After two years with Yahoo Mail, he returned to Maui as founder and chief executive officer of WhiteHat Security.
Together, the three Maui kids were able to kick-start a security company that would later be publicly thanked by Microsoft, Mozilla, Facebook and Google for privately informing them of weaknesses in their security systems.
“The largest challenge was the fact that neither Jer, Llana or I went to college, and despite this decided to start a technology company,” Arquette added. “We had to continually learn a great deal and do so while trying to build a product faster than our competitors.”

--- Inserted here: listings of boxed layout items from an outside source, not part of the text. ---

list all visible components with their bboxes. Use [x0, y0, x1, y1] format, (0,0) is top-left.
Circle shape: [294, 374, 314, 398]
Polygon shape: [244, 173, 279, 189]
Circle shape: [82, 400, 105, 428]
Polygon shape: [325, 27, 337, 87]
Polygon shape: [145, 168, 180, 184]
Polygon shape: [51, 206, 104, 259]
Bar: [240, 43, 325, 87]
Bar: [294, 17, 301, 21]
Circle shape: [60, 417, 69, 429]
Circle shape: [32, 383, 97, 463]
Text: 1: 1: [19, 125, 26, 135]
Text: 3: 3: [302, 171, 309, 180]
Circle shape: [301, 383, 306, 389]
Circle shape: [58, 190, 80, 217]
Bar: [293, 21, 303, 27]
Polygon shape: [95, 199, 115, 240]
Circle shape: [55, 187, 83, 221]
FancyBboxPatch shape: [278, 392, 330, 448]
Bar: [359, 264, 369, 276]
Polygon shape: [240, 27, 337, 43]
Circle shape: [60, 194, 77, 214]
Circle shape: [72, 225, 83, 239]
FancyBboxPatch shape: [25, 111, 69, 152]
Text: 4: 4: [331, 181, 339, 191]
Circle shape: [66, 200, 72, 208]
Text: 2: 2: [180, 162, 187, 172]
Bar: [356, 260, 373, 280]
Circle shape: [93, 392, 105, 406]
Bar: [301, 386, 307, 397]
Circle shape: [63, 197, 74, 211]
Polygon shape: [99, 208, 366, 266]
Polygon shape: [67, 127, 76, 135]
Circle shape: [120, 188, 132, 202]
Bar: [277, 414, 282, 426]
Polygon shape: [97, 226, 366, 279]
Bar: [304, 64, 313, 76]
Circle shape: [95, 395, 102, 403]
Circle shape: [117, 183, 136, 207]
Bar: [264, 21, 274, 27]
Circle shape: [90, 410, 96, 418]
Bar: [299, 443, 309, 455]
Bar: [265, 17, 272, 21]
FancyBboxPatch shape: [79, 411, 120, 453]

The three Maui High grads encouraged people to pursue what they’re passionate about, despite the challenges. A career in tech is constantly changing, which favors the “perpetually curious,” Arquette added. Just go for your dream, regardless.
“I was employee one just doing it on my own, but then I got too busy, so Llana jumped in. And then I got too busy, so Lex jumped in,” Jeremiah Grossman said. “We spent every last dollar.”
Their business survived many setbacks, including the Great Recession and the terrorist attacks of Sept. 11, 2001.
“There was never a point of smooth sailing,” he said. “Competing against HP and IBM, competing against companies that had more capital rates than we did. . . . Our intent was to be the best at what we do.”
Little by little, WhiteHat Security began to grow, eventually raising about $52 million from investments. Over the 17 years of business, Jeremiah Grossman did over 400 public presentations on six continents and in 30 countries.
“I just think it’s crazy how some of the best technologists in the world came right out of Maui,” Llana Grossman said.
Since NTT Security Corp. acquired WhiteHat earlier last month, the team has been working on a new project, Bit Discovery, a software that helps companies keep an inventory of their internet-accessible technology. While they thought WhiteHat “would be bigger,” they will use what they learned and apply it to their next venture.
Jeremiah Grossman, who’s also a black belt in Jiu-Jitsu, said that “working from Maui is the perfect scenario.”